Lopata Hall, Room 101
Cost Models for Parallel Programs
If a program takes time T to run on one processor, how long will it take to run on P processors? This is a fundamental question when designing parallel algorithms, programs and languages, and answering it has been the subject of decades of work. The program of bounded implementations pioneered by Blelloch and Greiner in the 1990s gives a framework for relating parallel programs to abstract dependency graphs, using existing results about such graphs to give reasonable bounds on time and space cost, and then showing that an implementation of the program or language can realize these bounds.
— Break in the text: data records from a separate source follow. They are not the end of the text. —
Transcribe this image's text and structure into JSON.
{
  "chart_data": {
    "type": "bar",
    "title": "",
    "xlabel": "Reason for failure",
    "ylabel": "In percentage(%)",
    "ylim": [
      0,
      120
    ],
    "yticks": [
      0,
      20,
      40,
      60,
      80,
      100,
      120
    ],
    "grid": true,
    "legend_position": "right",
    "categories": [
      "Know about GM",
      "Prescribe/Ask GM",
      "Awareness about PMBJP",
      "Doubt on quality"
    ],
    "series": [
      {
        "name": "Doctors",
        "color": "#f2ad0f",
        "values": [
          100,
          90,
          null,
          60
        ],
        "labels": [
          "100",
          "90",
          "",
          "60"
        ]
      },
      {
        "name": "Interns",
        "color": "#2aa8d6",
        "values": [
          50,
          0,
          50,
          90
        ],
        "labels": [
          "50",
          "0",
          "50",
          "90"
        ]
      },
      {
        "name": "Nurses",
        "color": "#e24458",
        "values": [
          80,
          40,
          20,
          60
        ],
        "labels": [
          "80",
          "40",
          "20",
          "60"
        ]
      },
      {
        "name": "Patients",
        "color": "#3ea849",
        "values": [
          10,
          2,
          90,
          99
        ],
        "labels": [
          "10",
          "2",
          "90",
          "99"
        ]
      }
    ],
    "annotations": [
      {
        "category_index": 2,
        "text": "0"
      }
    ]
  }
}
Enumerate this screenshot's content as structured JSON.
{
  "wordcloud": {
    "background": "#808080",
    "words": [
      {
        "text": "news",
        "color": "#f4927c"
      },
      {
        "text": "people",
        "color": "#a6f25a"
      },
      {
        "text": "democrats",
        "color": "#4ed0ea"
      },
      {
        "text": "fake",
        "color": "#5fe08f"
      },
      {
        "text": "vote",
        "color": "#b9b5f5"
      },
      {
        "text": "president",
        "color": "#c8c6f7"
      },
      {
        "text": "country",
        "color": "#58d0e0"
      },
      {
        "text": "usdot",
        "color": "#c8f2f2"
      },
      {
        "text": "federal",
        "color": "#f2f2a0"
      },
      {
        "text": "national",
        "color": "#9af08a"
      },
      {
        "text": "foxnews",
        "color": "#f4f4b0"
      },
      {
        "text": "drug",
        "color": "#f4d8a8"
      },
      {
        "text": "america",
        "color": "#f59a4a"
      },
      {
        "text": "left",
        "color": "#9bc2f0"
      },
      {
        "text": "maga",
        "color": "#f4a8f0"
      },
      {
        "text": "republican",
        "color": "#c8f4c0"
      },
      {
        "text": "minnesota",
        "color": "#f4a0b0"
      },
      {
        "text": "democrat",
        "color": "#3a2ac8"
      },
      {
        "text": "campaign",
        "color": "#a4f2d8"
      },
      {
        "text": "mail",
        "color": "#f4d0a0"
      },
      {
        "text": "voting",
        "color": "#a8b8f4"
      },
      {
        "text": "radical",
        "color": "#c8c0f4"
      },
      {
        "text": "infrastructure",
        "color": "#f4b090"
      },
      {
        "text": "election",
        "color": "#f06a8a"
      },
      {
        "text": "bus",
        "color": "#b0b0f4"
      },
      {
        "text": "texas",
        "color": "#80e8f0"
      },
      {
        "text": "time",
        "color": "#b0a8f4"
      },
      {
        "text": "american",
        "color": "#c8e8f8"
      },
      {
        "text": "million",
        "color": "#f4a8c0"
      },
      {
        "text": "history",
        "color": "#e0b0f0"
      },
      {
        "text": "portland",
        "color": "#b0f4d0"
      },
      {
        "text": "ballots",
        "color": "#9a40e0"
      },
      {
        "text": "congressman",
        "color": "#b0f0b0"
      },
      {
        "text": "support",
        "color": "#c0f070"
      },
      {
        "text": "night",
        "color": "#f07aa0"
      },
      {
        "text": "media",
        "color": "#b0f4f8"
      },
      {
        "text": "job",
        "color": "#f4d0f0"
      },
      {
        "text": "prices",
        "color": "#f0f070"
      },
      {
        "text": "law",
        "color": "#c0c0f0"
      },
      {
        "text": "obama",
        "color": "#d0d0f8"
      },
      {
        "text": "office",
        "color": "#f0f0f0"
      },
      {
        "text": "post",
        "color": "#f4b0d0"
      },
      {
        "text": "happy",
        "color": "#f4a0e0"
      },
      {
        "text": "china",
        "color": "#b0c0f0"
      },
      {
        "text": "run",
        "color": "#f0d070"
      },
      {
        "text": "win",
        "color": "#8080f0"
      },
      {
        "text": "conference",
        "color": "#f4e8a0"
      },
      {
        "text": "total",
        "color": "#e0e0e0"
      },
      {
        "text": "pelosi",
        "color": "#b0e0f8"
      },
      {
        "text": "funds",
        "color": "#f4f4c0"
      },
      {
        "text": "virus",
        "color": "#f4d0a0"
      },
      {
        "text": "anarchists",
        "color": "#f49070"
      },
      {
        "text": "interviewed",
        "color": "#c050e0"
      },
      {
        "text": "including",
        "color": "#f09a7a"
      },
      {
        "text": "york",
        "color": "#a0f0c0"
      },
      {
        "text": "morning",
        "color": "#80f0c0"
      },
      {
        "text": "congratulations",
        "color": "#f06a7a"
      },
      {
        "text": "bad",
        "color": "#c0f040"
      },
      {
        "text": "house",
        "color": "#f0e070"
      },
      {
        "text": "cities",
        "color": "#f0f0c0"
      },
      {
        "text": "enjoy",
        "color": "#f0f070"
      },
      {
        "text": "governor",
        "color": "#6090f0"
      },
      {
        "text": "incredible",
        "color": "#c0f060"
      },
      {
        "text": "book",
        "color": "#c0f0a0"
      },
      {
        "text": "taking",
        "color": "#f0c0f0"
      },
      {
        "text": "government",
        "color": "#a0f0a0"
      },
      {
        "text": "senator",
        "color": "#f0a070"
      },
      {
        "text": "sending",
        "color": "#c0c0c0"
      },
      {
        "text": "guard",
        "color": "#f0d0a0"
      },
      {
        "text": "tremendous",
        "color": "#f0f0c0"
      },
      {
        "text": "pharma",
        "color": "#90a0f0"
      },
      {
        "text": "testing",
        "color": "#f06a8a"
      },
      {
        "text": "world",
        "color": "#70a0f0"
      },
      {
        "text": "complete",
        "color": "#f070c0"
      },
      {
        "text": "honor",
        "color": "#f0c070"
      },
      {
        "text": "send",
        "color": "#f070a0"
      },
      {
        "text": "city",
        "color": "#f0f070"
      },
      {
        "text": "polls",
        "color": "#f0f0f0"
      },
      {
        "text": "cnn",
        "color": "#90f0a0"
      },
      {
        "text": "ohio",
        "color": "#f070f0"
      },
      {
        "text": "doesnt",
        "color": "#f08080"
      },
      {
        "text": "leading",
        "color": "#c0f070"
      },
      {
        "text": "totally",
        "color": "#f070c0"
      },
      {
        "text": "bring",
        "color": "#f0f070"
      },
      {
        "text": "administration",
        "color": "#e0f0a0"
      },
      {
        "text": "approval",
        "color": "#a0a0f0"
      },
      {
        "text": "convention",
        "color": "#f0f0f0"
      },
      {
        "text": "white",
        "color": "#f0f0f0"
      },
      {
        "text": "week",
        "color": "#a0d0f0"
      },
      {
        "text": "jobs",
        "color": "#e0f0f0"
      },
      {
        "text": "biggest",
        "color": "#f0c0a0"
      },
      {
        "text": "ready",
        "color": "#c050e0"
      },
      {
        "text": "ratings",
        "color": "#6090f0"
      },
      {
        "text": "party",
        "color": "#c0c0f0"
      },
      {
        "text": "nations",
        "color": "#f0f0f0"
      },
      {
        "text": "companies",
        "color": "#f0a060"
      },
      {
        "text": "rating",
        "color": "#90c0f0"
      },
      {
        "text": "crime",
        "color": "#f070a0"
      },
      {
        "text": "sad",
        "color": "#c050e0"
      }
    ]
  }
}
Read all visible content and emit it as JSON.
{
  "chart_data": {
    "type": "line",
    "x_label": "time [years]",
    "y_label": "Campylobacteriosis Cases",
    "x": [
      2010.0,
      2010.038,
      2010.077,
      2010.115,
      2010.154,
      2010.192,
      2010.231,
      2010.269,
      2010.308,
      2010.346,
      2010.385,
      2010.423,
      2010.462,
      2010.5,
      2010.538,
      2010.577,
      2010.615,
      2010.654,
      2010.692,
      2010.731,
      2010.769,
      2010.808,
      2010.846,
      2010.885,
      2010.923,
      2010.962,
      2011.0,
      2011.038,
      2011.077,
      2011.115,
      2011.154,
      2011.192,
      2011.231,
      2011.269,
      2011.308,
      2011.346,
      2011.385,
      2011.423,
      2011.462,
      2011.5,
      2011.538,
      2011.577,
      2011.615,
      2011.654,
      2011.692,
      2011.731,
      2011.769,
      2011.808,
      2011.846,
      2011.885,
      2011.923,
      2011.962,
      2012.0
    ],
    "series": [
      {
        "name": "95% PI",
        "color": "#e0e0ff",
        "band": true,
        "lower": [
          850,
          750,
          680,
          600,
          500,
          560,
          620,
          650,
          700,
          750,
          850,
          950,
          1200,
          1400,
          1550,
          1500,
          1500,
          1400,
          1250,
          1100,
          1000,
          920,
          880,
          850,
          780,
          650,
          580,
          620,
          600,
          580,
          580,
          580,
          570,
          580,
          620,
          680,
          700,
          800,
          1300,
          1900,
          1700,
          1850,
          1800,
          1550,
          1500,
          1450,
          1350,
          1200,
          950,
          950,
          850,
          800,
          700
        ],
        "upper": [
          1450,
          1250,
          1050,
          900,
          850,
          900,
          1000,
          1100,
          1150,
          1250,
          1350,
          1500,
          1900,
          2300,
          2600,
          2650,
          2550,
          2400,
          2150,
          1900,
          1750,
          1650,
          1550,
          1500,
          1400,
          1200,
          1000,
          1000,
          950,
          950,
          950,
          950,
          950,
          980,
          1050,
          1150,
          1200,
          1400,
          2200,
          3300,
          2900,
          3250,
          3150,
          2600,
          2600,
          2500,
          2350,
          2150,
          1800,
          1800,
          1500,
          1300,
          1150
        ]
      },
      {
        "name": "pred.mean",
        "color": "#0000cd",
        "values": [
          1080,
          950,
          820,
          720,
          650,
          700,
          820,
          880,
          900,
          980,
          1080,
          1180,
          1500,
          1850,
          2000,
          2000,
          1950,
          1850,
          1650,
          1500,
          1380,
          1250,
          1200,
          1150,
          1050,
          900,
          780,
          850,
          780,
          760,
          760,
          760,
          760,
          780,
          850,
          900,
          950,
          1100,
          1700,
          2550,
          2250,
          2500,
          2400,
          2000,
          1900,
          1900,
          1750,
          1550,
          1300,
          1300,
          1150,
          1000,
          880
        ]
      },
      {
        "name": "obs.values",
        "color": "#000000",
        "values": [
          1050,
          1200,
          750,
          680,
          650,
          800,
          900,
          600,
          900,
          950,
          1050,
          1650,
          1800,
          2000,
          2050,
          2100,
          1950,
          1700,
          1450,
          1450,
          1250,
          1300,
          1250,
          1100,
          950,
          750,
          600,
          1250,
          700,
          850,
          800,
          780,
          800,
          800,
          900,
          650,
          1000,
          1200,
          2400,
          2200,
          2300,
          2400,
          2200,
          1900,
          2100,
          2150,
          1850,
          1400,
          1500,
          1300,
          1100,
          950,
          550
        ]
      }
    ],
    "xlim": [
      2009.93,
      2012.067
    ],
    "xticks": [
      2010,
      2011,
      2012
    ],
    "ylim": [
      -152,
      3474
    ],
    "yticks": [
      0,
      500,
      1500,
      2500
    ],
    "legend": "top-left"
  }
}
In this talk, I will argue that the framework of bounded implementations should be seen not as a historical artifact but as a blueprint for exploring new problems in parallel computing and for designing new parallel languages. I will then describe how we are applying this blueprint to reason about a new and important class of parallel programs: interactive programs for which a suitable notion of cost must account for responsiveness and not just throughput. We have extended the dependency graph-based cost models to account for responsiveness. In turn, these models have influenced the development of our languages and techniques by helping us reason about and eliminate performance pitfalls, such as priority inversions, that arise in this new setting.
Stefan earned his PhD at Carnegie Mellon University in September 2018. His thesis work, advised by Prof. Umut Acar, focused on the design of languages and cost analysis techniques for parallel interactive programs. He is continuing to study cost semantics and how they can be used to analyze the responsiveness of software as a postdoctoral fellow under Prof. Jan Hoffmann at CMU.